Толкин и Великая война. На пороге Средиземья - Джон Гарт
Шрифт:
Интервал:
Закладка:
В день высадки на Галлиполи Уайзмен написал Толкину, сообщая, что наконец-то прочел все его стихотворения, присланные Гилсоном пару недель назад. Дж. Б. Смит уже поделился с ним своим высоким мнением о толкиновских стихах, но, только увидев их своими глазами, Уайзмен наконец-то поверил, что его старый друг, один из Великих Братьев-Близнецов, в самом деле стал поэтом. «Ума не приложу, где ты берешь все эти свои потрясающие слова», – писал он. «Жителя Луны» он назвал «великолепно разухабистым», а про «Два Древа» сказал, что ничего лучше не читал вот уже целую вечность. Более того, Уайзмен начал сочинять музыку к «Солнечному лесу» для двух скрипок, виолончели и фагота. Заимствуя сравнение из военной действительности, он описал финал еще одного стихотворения, «Коперник и Птолемей», как «методичный, тщательно просчитанный обстрел снарядами с газом удушающего действия». Стихи Толкина поразили его до глубины души. «Они обрушились на меня словно гром с ясного неба».

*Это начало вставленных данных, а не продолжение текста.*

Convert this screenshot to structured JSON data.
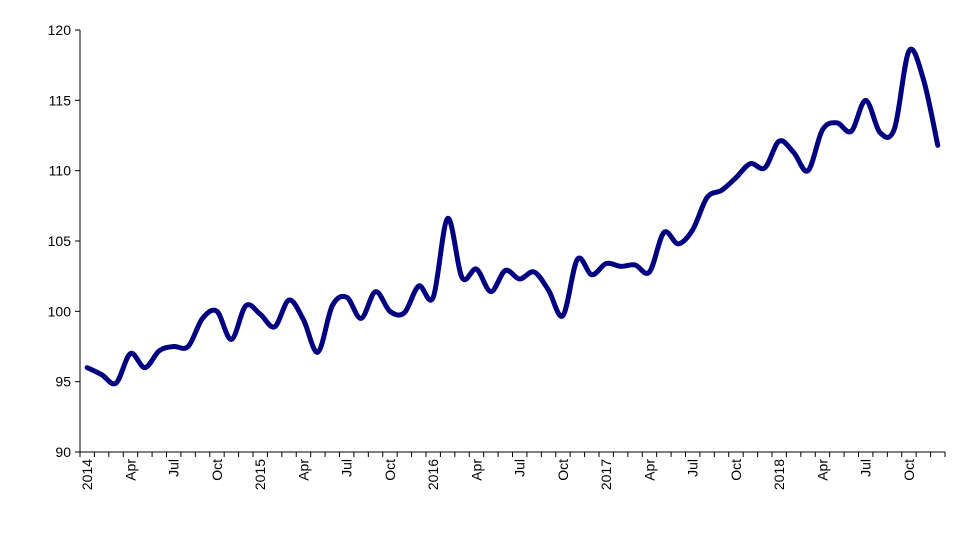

Апрель 1915 года, ознаменовавший первую весну Великой войны, возможно и был тем самым «жесточайшим месяцем», что представлял себе Т. С. Элиот, сочиняя «Бесплодную землю»: чудесная погода, повсюду пробуждается жизнь – и леденящий ужас: новости и слухи рассказывают о тысячах юношей, гибнущих на всех фронтах. Совсем под боком цеппелины[40] сбрасывали бомбы на эссекское побережье – туда, где десятью веками ранее англосаксонский эрл Беорхтнот и его дружина были наголову разбиты грабителями-викингами. Толкин, на тот момент изучавший древнеанглийскую поэму «Битва при Мэлдоне», посвященную этому давнему столкновению между тевтонами с континента и их островными родичами, уже знал строки, произнесенные одним из дружинников Беорхтнота, когда удача отвернулась от англичан:
Впоследствии Толкин перевел эти слова так: «Духом владейте, доблестью укрепитесь, / сила иссякла – сердцем мужайтесь…»[41] При всей своей древности эта краткая формулировка ка северного героического кодекса наглядно отвечала на запрос современной Толкину эпохи. В ней присутствует осознание неизбежности смерти – и упрямое стремление достичь сколь можно большего, пока еще есть силы. В отношении личного боевого духа, да и общего стратегического настроя такое отношение более уместно, чем жертвенный, полумистический тон уже знаменитого на тот момент стихотворения Руперта Брука «Солдат», подразумевающий, что солдат ценнее для своей нации в смерти, нежели в жизни:
Дж. Б. Смит восхищался поэзией Брука и считал, что Толкину стоило бы ее почитать, но стихи, написанные Толкином, когда тот в конце месяца снова обосновался в доме № 59 на Сент-Джон-стрит, были совершенно иными. Во вторник 27 апреля он взялся за два произведения «про фэйри» и на следующий же день их закончил. Одно из них, «Ты и Я и Домик Утраченной Игры», – это любовное стихотворение длиной в 65 строк, обращенное к Эдит. В нем интригующе предполагается, что, когда Джон Рональд и Эдит впервые встретились, они уже были знакомы друг с другом в снах:
В стихотворении рассказывается о двух детях, которые во сне попадают в загадочный и таинственный домик с окнами на море. Разумеется, он совершенно не похож на городскую обстановку, в которой Джон Рональд и Эдит познакомились на самом деле. Здесь нашли выражение пристрастия Толкина, которые столь живо отзывались на Сэрхоул, на Реднэл и на каникулы у морского побережья или были некогда сформированы этими местами. Но Толкин уже разрывался надвое между ностальгическими красотами сельской Англии и неведомым, необузданным великолепием. Примечательно, что занятия прочих детей, во сне оказавшихся в Домике Утраченной Игры, намекают на тягу Толкина к созданию миров: пока одни танцуют, поют и играют, другие собираются «возводить / дома, помосты в кронах, / чертогов купола».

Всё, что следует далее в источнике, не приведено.